To determine the value of the electric field \( E \) required for the electron to pass undeflected through the velocity selector, we need to set the forces on the electron due to the electric and magnetic fields equal. The velocity selector works by ensuring that the electric force \( F_e = eE \) and the magnetic force \( F_m = evB \) cancel each other out for a charged particle like an electron.

Given: \( B = 12 \; \text{mT} = 12 \times 10^{-3} \; \text{T} \).

Energy of the electron: \( 728 \; \text{eV} \).

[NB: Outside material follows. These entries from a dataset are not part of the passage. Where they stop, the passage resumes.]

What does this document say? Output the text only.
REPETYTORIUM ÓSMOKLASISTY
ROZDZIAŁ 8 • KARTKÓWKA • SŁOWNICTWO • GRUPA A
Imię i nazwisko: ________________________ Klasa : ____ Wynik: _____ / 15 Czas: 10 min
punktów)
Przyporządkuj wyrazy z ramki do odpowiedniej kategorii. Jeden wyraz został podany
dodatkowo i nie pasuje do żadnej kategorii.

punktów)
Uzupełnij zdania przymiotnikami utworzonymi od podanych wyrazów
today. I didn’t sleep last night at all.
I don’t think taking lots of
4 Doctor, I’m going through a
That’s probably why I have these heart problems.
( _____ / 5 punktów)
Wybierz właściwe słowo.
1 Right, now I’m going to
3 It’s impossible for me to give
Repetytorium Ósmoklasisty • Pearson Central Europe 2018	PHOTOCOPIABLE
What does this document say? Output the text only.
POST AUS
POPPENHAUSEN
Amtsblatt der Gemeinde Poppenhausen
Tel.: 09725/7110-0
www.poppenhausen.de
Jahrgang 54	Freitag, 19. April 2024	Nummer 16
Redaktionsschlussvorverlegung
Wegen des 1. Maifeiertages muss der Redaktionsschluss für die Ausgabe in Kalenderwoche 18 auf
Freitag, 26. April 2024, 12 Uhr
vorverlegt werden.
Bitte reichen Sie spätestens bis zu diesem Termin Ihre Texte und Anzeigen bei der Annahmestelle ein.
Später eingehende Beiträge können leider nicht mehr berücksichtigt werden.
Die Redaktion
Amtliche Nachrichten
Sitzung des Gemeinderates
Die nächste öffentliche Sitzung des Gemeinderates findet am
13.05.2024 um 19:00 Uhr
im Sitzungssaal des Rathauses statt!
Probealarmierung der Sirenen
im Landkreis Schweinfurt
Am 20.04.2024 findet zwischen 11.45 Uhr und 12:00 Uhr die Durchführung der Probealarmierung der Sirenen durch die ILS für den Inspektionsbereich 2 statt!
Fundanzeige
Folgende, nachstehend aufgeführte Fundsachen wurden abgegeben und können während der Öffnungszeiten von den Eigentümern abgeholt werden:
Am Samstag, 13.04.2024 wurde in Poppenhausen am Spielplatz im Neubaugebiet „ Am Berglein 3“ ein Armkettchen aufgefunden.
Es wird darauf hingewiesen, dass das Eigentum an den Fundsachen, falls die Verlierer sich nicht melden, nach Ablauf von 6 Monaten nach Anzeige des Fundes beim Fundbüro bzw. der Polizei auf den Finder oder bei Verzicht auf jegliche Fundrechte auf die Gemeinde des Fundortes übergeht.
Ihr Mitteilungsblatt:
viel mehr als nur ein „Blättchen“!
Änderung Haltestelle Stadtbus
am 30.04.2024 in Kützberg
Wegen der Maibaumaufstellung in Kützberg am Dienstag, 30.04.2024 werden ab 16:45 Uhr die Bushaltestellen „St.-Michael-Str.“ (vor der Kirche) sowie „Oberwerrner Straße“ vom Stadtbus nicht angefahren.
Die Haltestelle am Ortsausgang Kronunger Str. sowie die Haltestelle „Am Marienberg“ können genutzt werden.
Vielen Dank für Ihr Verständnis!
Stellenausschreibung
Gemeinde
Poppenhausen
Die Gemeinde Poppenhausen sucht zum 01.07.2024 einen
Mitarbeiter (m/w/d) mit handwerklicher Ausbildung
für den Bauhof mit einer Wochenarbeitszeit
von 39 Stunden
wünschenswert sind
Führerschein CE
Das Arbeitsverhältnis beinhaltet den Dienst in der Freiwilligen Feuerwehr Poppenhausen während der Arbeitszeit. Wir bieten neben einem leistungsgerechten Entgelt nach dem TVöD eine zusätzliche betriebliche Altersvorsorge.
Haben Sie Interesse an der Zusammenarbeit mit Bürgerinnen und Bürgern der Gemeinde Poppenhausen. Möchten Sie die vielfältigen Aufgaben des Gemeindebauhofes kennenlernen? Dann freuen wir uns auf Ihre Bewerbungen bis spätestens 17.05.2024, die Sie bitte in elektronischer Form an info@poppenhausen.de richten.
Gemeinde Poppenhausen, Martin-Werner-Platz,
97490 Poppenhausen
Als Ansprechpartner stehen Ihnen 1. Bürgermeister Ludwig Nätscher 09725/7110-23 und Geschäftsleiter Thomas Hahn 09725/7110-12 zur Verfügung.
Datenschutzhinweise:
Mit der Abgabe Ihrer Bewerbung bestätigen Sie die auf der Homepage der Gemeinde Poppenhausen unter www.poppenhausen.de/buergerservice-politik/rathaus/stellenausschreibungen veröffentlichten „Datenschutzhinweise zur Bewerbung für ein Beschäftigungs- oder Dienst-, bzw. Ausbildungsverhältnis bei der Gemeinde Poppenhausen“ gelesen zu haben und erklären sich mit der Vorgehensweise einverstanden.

First, convert the electron's energy from electron volts to joules: \( 1 \; \text{eV} = 1.6 \times 10^{-19} \; \text{J} \) thus, \( 728 \times 1.6 \times 10^{-19} \; \text{J} \).

Using the kinetic energy formula, we can solve for the velocity \( v \) of the electron: \( \frac{1}{2} mv^2 = 728 \times 1.6 \times 10^{-19} \).

Mass of the electron \( m = 9.1 \times 10^{-31} \; \text{kg} \). Solving for \( v \): \[ v = \sqrt{\frac{2 \times 728 \times 1.6 \times 10^{-19}}{9.1 \times 10^{-31}}} \]

Calculate the velocity \( v \) (use a calculator for precise values), and then equate the electric and magnetic forces: \( eE = evB \).

Simplifying gives: \( E = vB \).

Substitute the values of \( v \) and \( B \) calculated and given earlier to solve for \( E \).

Performing the calculation, we find: \[ E = \left(\sqrt{\frac{2 \times 728 \times 1.6 \times 10^{-19}}{9.1 \times 10^{-31}}} \right) \times (12 \times 10^{-3}) \]

This results in: \( E = 192 \; \text{kV/m} \) which matches the given correct answer option.

Thus, the correct answer is: \( 192 \; \text{kV/m} \).